A recent court decision in Arizona to allow lenders to appoint receivers and sell defaulted assets with assumable debt has brought additional liquidity to the distressed assets market. Offers to purchase assets that include assumable financing are typically as much
as 20% higher than all-cash bids. Brokers that we have talked with on this issue emphasize that there is no shortage of all-cash buyers, they just want a discount for paying all cash.
The judge in the Arizona court deemed that offering the assets for sale with the existing debt in place provided "the best possible recovery" for the receivership property. Sales of assets with assumable financing are estimated to have occurred in numerous states with the number growing as more commercial mortgage-backed securities trusts seek court approval to dispose of assets in this manner.
Due to tax code restrictions and Treasury regulations, REMIC trusts are reportedly prohibited from offering new financing when they foreclose on an asset and sell it. So instead, when they request a court-appointed receiver be put in place, they may seek to sell the asset through the receiver subject to the existing financing, which can be modified.
In one recent example, a loan with an original five-year term was in monetary default and put into receivership. In order to maximize the sales price, the lender reportedly offered an extension to the loan term, made the loan interest-only and offered a reduced interest rate. The seller also waived the prepayment penalty. The result is a wider target audience for the property, which therefore will likely result in a higher price.
Currently, when brokers are completing opinions of value for troubled assets, they are often asked for an all-cash value and a figure assuming modified financing is put in place. This will undoubtedly affect the course of action the REMIC trust will take when it comes around to exploring all options, including whether to modify a loan for an existing borrower or simply appoint a receiver and sell the asset subject to the debt.
In another recent example, an existing borrower offered a cash infusion for lease-up costs and a debt-service shortfall until the property reached
a break-even occupancy. The lender agreed to a discount and modification of the existing debt in return. However, the lender wanted a 50-50 split of all profits (up to the recovery of the original loan balance) after the borrower received a return of its cash infusion plus a 4% IRR.
The existing borrower ultimately found this unpalatable and decided not to move forward with the cash infusion. Instead, the lender could put a receiver in place and sell the asset with modified financing and realize the same return. In this case, it likely boiled down to
the broker's opinion of value, which supported the lender's decision to hold firm.
Despite all the reports of nearly $80 billion in CMBS defaults, the recent sales of assets with modified existing financing offer support that values will not fall off a cliff as once feared. By including modifiable, assumable debt, many more investors, previously shut out, can get in on the acquisitions game. Without it, distressed asset investors who need nonrecourse financing have few options.
Also, many smaller investors are making plans to acquire distressed assets and take advantage of the financing that lenders modify and leave in place for the new buyer.
It is inevitable that, with any new market development, you typically have winners and losers.
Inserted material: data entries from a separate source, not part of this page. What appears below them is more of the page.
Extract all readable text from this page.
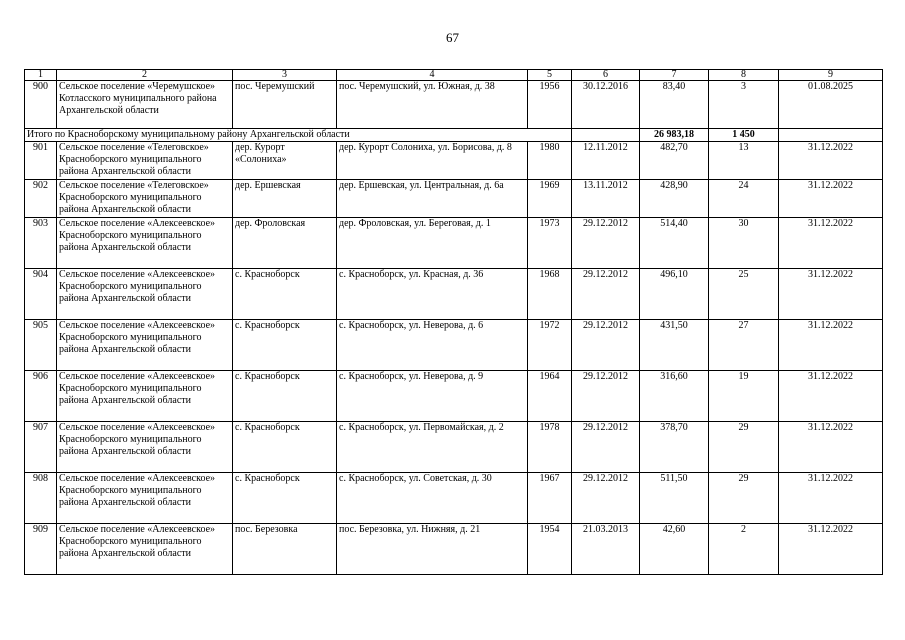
67
1	2	3	4	5	6	7	8	9
900	Сельское поселение «Черемушское» Котласского муниципального района Архангельской области	пос. Черемушский	пос. Черемушский, ул. Южная, д. 38	1956	30.12.2016	83,40	3	01.08.2025
Итого по Красноборскому муниципальному району Архангельской области						26 983,18	1 450	
901	Сельское поселение «Телеговское» Красноборского муниципального района Архангельской области	дер. Курорт «Солониха»	дер. Курорт Солониха, ул. Борисова, д. 8	1980	12.11.2012	482,70	13	31.12.2022
902	Сельское поселение «Телеговское» Красноборского муниципального района Архангельской области	дер. Ершевская	дер. Ершевская, ул. Центральная, д. 6а	1969	13.11.2012	428,90	24	31.12.2022
903	Сельское поселение «Алексеевское» Красноборского муниципального района Архангельской области	дер. Фроловская	дер. Фроловская, ул. Береговая, д. 1	1973	29.12.2012	514,40	30	31.12.2022
904	Сельское поселение «Алексеевское» Красноборского муниципального района Архангельской области	с. Красноборск	с. Красноборск, ул. Красная, д. 36	1968	29.12.2012	496,10	25	31.12.2022
905	Сельское поселение «Алексеевское» Красноборского муниципального района Архангельской области	с. Красноборск	с. Красноборск, ул. Неверова, д. 6	1972	29.12.2012	431,50	27	31.12.2022
906	Сельское поселение «Алексеевское» Красноборского муниципального района Архангельской области	с. Красноборск	с. Красноборск, ул. Неверова, д. 9	1964	29.12.2012	316,60	19	31.12.2022
907	Сельское поселение «Алексеевское» Красноборского муниципального района Архангельской области	с. Красноборск	с. Красноборск, ул. Первомайская, д. 2	1978	29.12.2012	378,70	29	31.12.2022
908	Сельское поселение «Алексеевское» Красноборского муниципального района Архангельской области	с. Красноборск	с. Красноборск, ул. Советская, д. 30	1967	29.12.2012	511,50	29	31.12.2022
909	Сельское поселение «Алексеевское» Красноборского муниципального района Архангельской области	пос. Березовка	пос. Березовка, ул. Нижняя, д. 21	1954	21.03.2013	42,60	2	31.12.2022
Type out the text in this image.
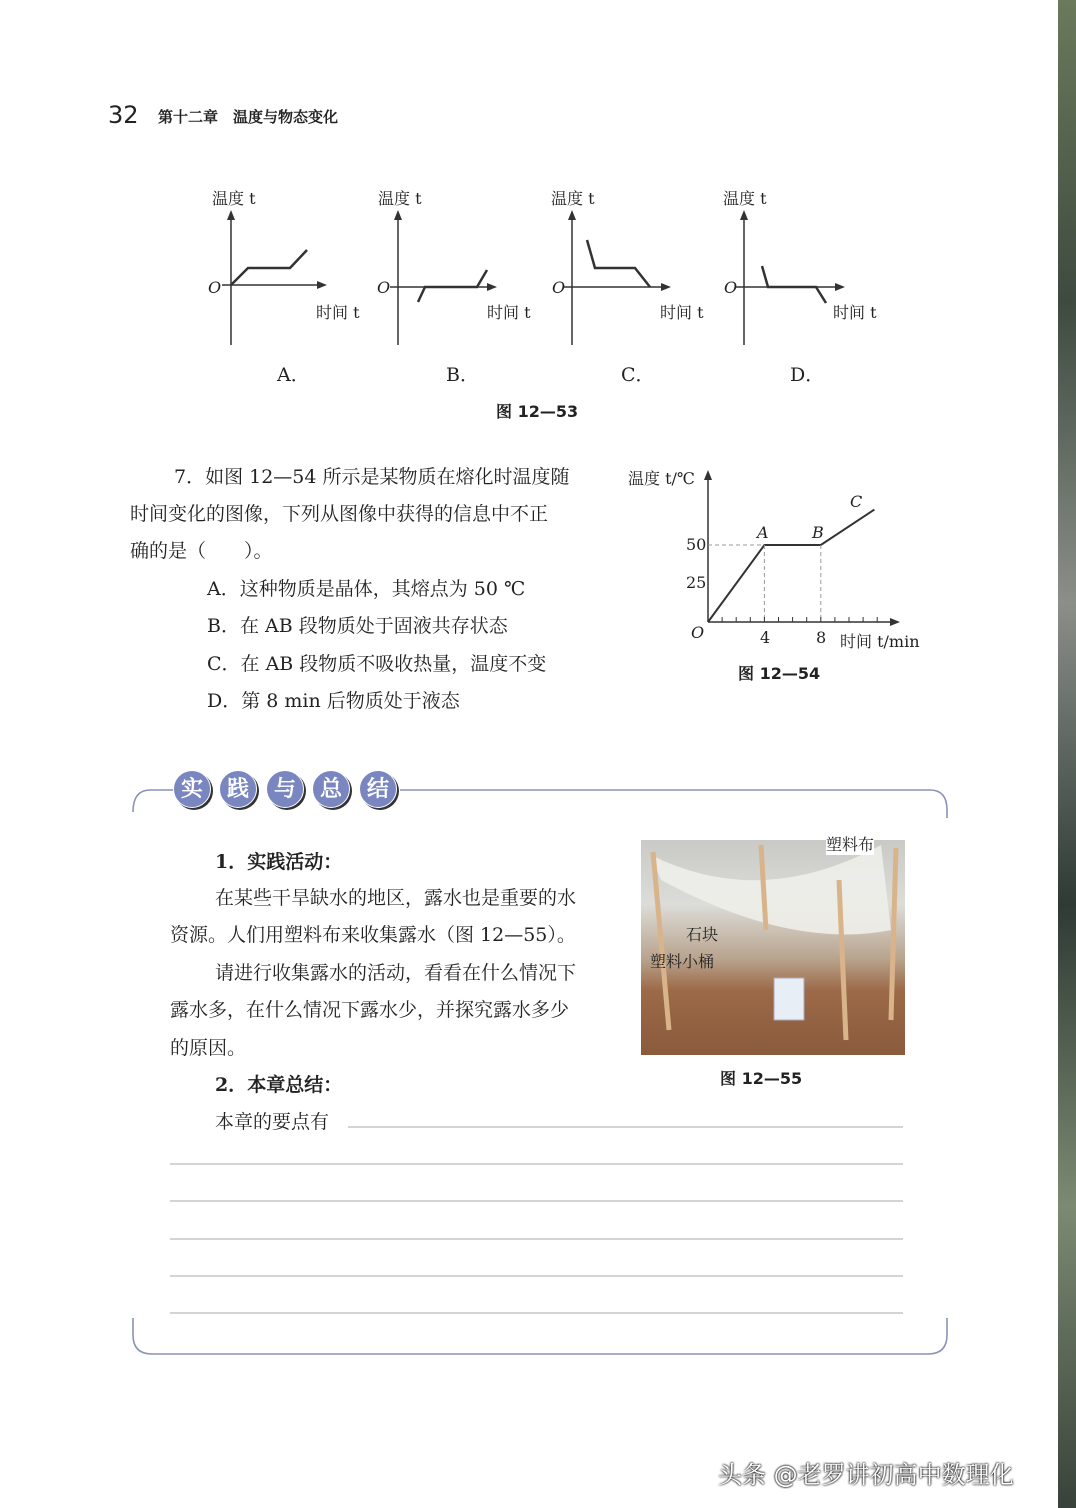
32 第十二章　温度与物态变化
温度 t	温度 t	温度 t	温度 t
O	O	O	O
时间 t	时间 t	时间 t	时间 t
A．	B．	C．	D．
图 12—53
7．如图 12—54 所示是某物质在熔化时温度随
时间变化的图像，下列从图像中获得的信息中不正
确的是（　　）。
A．这种物质是晶体，其熔点为 50 ℃
B．在 AB 段物质处于固液共存状态
C．在 AB 段物质不吸收热量，温度不变
D．第 8 min 后物质处于液态
温度 t/℃
时间 t/min
O
50
25
4	8
A	B
C
图 12—54
实	践	与	总	结
1．实践活动：
在某些干旱缺水的地区，露水也是重要的水
资源。人们用塑料布来收集露水（图 12—55）。
请进行收集露水的活动，看看在什么情况下
露水多，在什么情况下露水少，并探究露水多少
的原因。
2．本章总结：
本章的要点有
塑料布
石块
塑料小桶
图 12—55
头条 @老罗讲初高中数理化
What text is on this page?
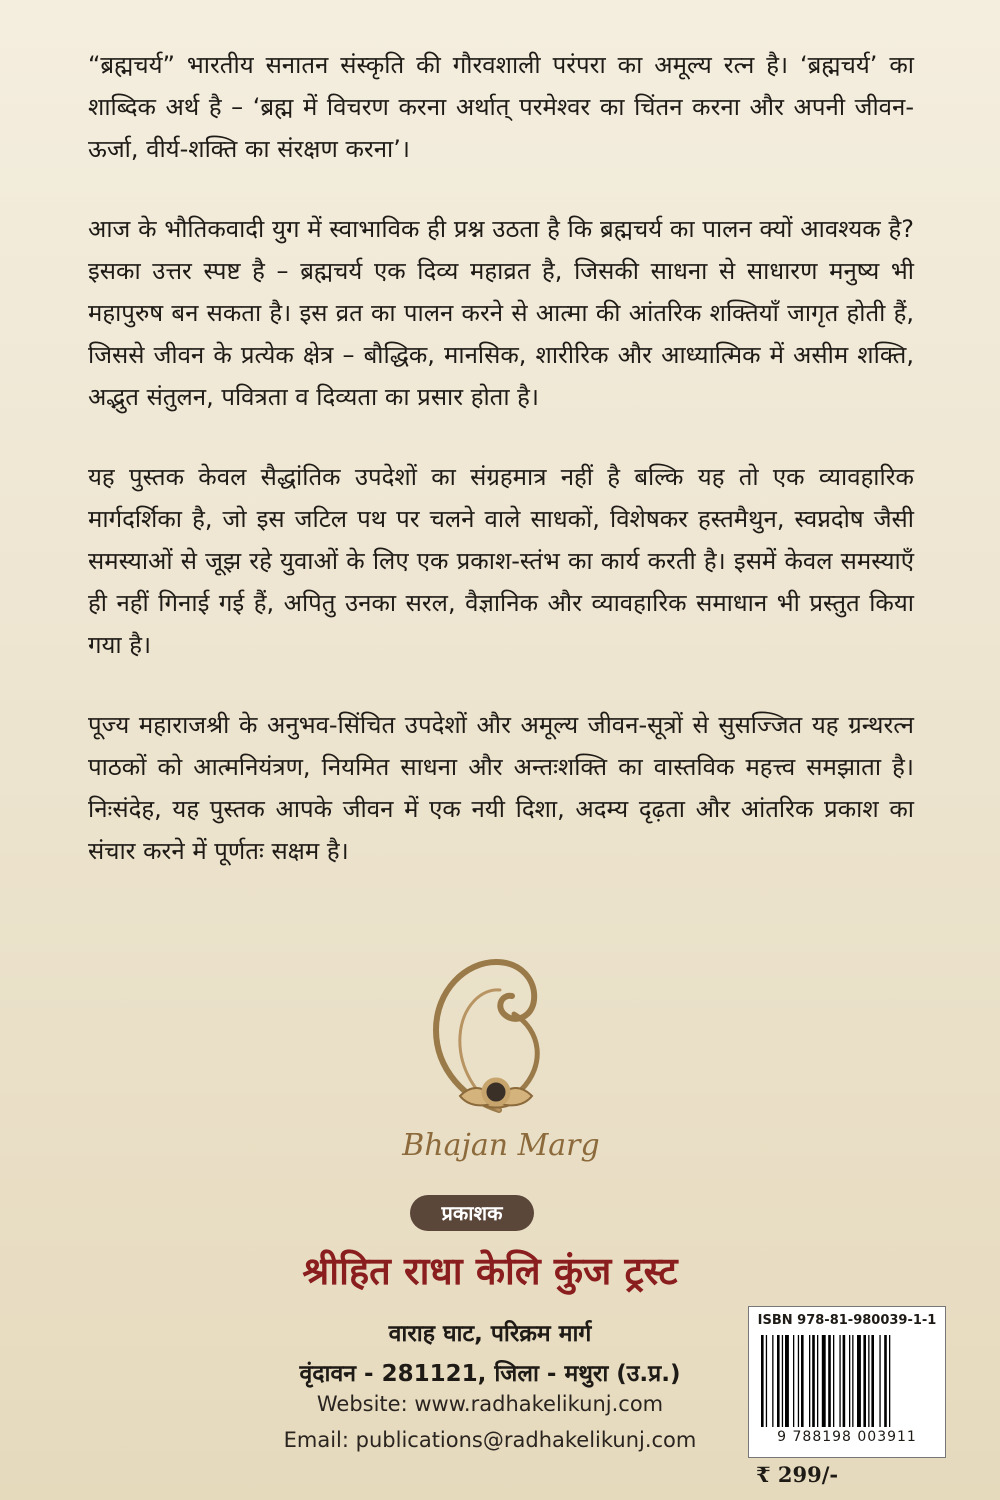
“ब्रह्मचर्य” भारतीय सनातन संस्कृति की गौरवशाली परंपरा का अमूल्य रत्न है। ‘ब्रह्मचर्य’ का शाब्दिक अर्थ है – ‘ब्रह्म में विचरण करना अर्थात् परमेश्वर का चिंतन करना और अपनी जीवन-ऊर्जा, वीर्य-शक्ति का संरक्षण करना’।

आज के भौतिकवादी युग में स्वाभाविक ही प्रश्न उठता है कि ब्रह्मचर्य का पालन क्यों आवश्यक है? इसका उत्तर स्पष्ट है – ब्रह्मचर्य एक दिव्य महाव्रत है, जिसकी साधना से साधारण मनुष्य भी महापुरुष बन सकता है। इस व्रत का पालन करने से आत्मा की आंतरिक शक्तियाँ जागृत होती हैं, जिससे जीवन के प्रत्येक क्षेत्र – बौद्धिक, मानसिक, शारीरिक और आध्यात्मिक में असीम शक्ति, अद्भुत संतुलन, पवित्रता व दिव्यता का प्रसार होता है।

यह पुस्तक केवल सैद्धांतिक उपदेशों का संग्रहमात्र नहीं है बल्कि यह तो एक व्यावहारिक मार्गदर्शिका है, जो इस जटिल पथ पर चलने वाले साधकों, विशेषकर हस्तमैथुन, स्वप्नदोष जैसी समस्याओं से जूझ रहे युवाओं के लिए एक प्रकाश-स्तंभ का कार्य करती है। इसमें केवल समस्याएँ ही नहीं गिनाई गई हैं, अपितु उनका सरल, वैज्ञानिक और व्यावहारिक समाधान भी प्रस्तुत किया गया है।

पूज्य महाराजश्री के अनुभव-सिंचित उपदेशों और अमूल्य जीवन-सूत्रों से सुसज्जित यह ग्रन्थरत्न पाठकों को आत्मनियंत्रण, नियमित साधना और अन्तःशक्ति का वास्तविक महत्त्व समझाता है। निःसंदेह, यह पुस्तक आपके जीवन में एक नयी दिशा, अदम्य दृढ़ता और आंतरिक प्रकाश का संचार करने में पूर्णतः सक्षम है।

Bhajan Marg
प्रकाशक
श्रीहित राधा केलि कुंज ट्रस्ट
वाराह घाट, परिक्रम मार्ग
वृंदावन - 281121, जिला - मथुरा (उ.प्र.)
Website: www.radhakelikunj.com
Email: publications@radhakelikunj.com
ISBN 978-81-980039-1-1
9 788198 003911
₹ 299/-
The winners in this case are the REMIC trusts that now have a larger pool of investors competing for their assets. The group that stands most likely to lose are the borrowers who are seeking to have their loans modified (with as little cash infusion as possible) so they can ride out the difficult market. Before modified financing was available, liquidation values concluded by brokers may have assumed all cash, especially for assets that were not stabilized.
Now when broker opinions of value are completed, assuming that modification of existing debt for a new buyer are in place, liquidation values in all likelihood will come in higher. As a result, it will probably make it more difficult for the existing borrowers to get the terms they need in order to justify the cash infusion and remain in control.It goes back to the golden rule of the special servicers: "Do what's best for the trust." And, in many cases, doing what's best for the trust may include receivership and sale with modified existing debt.